A ulteriore conferma del fatto che aveva ragione Rudyard Kipling a scrivere che successo e insuccesso sono due grandi impostori, e che come tali debbono essere trattati, Romano Prodi, poche ore dopo aver incassato il sì di due terzi della Cdl alla missione italiana in Libano, si trova nella situazione peggiore da quando è nato il suo governo: messo sotto accusa e lasciato solo dagli alleati dopo che il suo principale collaboratore è stato scoperto con le dita nel vasetto della marmellata. E questo senza che la Casa delle libertà abbia fatto alcunché per meritarselo. Per il centrodestra, infatti, si tratta di un regalo tanto prezioso quanto inaspettato. Niente di nuovo: come scritto più volte, la politica italiana è messa così male che il vero punto di forza dei due schieramenti è l'altrui debolezza. Le dimissioni di Marco Tronchetti Provera dalla presidenza di Telecom Italia, poi, contribuiscono a creare un clima apocalittico attorno all'intera vicenda del Telecomgate e non migliorano certo la situazione di Prodi. Né la consegna dell'indebitatissimo gruppo alla presidenza di Guido Rossi (area ds) rafforza il presidente del consiglio.

L'opposizione vuole processare il premier in parlamento. Come noto, la richiesta è partita dopo che si è saputo che Angelo Rovati, strettissimo collaboratore di Prodi, fino a poco tempo fa incaricato di fare fund raising per il Professore, ha inviato a Tronchetti Provera, su carta intestata di palazzo Chigi, uno studio dettagliato - 28 pagine condite di numeri e grafici - nel quale suggerisce di scorporare la rete telefonica e farla passare sotto il controllo della Cassa depositi e prestiti, diventata ormai ufficialmente la nuova Iri. In altre parole, negli uffici della presidenza del consiglio c'era chi, vicinissimo al premier, sapeva tutto delle intenzioni del presidente di Telecom, al punto da suggerirgli un modo alternativo e condiviso dal governo per ridurre l'indebitamento del gruppo (ovviamente con i soldi dei contribuenti, secondo la migliore tradizione della sinistra). E questo nonostante il presidente del consiglio abbia giurato di non saperne nulla. Per inciso, appare chiaro che il documento preparato da Rovati e portato all'attenzione dei giornali sia saltato fuori proprio dai cassetti dei vertici di Telecom, incavolati per l'atteggiamento di Prodi.
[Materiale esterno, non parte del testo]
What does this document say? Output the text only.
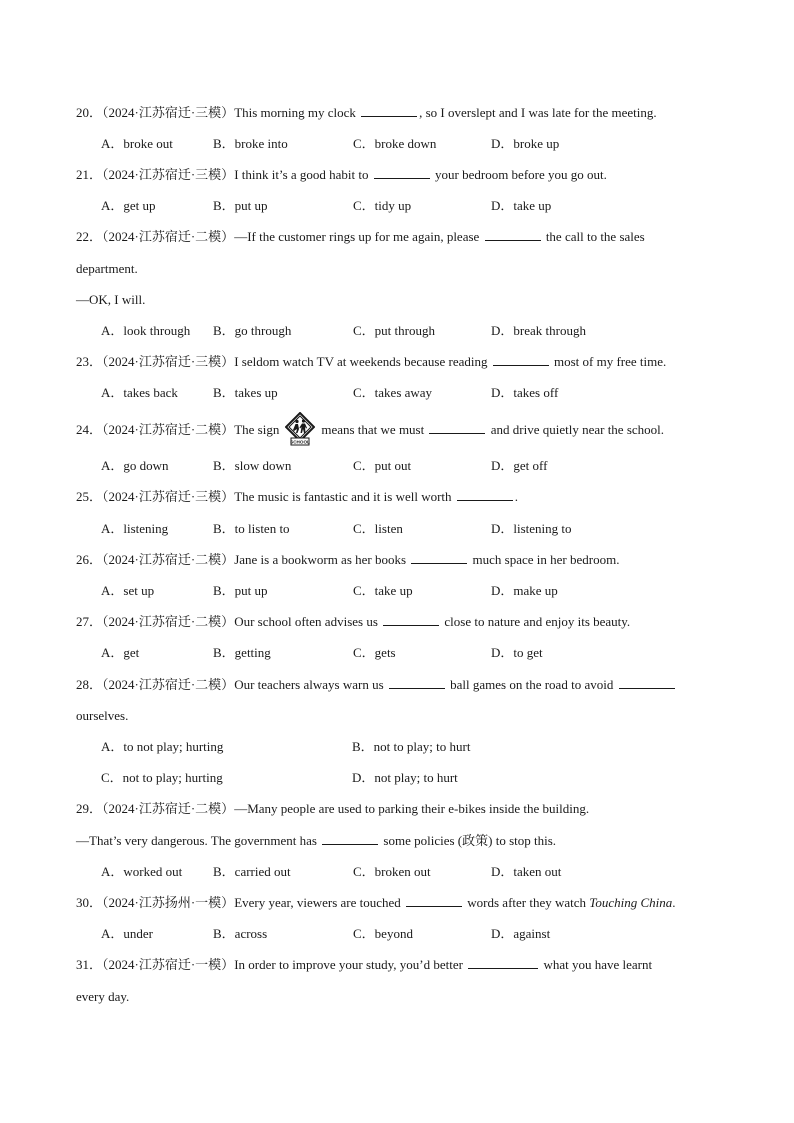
20．（2024·江苏宿迁·三模）This morning my clock	, so I overslept and I was late for the meeting.
A．broke out	B．broke into	C．broke down	D．broke up
21．（2024·江苏宿迁·三模）I think it’s a good habit to	your bedroom before you go out.
A．get up	B．put up	C．tidy up	D．take up
22．（2024·江苏宿迁·二模）—If the customer rings up for me again, please	the call to the sales
department.
—OK, I will.
A．look through B．go through	C．put through	D．break through
23．（2024·江苏宿迁·三模）I seldom watch TV at weekends because reading	most of my free time.
A．takes back	B．takes up	C．takes away	D．takes off
24．（2024·江苏宿迁·二模）The sign
SCHOOL
means that we must	and drive quietly near the school.
A．go down	B．slow down	C．put out	D．get off
25．（2024·江苏宿迁·三模）The music is fantastic and it is well worth	.
A．listening	B．to listen to	C．listen	D．listening to
26．（2024·江苏宿迁·二模）Jane is a bookworm as her books	much space in her bedroom.
A．set up	B．put up	C．take up	D．make up
27．（2024·江苏宿迁·二模）Our school often advises us	close to nature and enjoy its beauty.
A．get	B．getting	C．gets	D．to get
28．（2024·江苏宿迁·二模）Our teachers always warn us	ball games on the road to avoid
ourselves.
A．to not play; hurting	B．not to play; to hurt
C．not to play; hurting	D．not play; to hurt
29．（2024·江苏宿迁·二模）—Many people are used to parking their e-bikes inside the building.
—That’s very dangerous. The government has	some policies (政策) to stop this.
A．worked out B．carried out	C．broken out	D．taken out
30．（2024·江苏扬州·一模）Every year, viewers are touched	words after they watch Touching China.
A．under	B．across	C．beyond	D．against
31．（2024·江苏宿迁·一模）In order to improve your study, you’d better	what you have learnt
every day.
Alle pressioni della Cdl il premier risponde - sincero, almeno in questo caso - che sarebbe «da matti» accettare di riferire in aula sulla vicenda. Ma Prodi in questo momento è solo. Ds e Margherita, freddissimi nei suoi confronti, ancora non hanno mosso un dito per difenderlo. Presto, sebbene obtorto collo, dovranno mettersi al suo fianco, perché se non intervengono rischiano davvero di vedere rovinato il loro investimento. I radicali chiedono addirittura a Prodi di accettare la richiesta della Cdl e rendere conto al parlamento. Gli unici a stare "senza se e senza ma" con il presidente del consiglio sono ancora una volta gli esponenti dell'estrema sinistra, consapevoli del fatto che se salta Prodi si fa un bel governo di larghe intese e loro possono dire addio alle poltrone.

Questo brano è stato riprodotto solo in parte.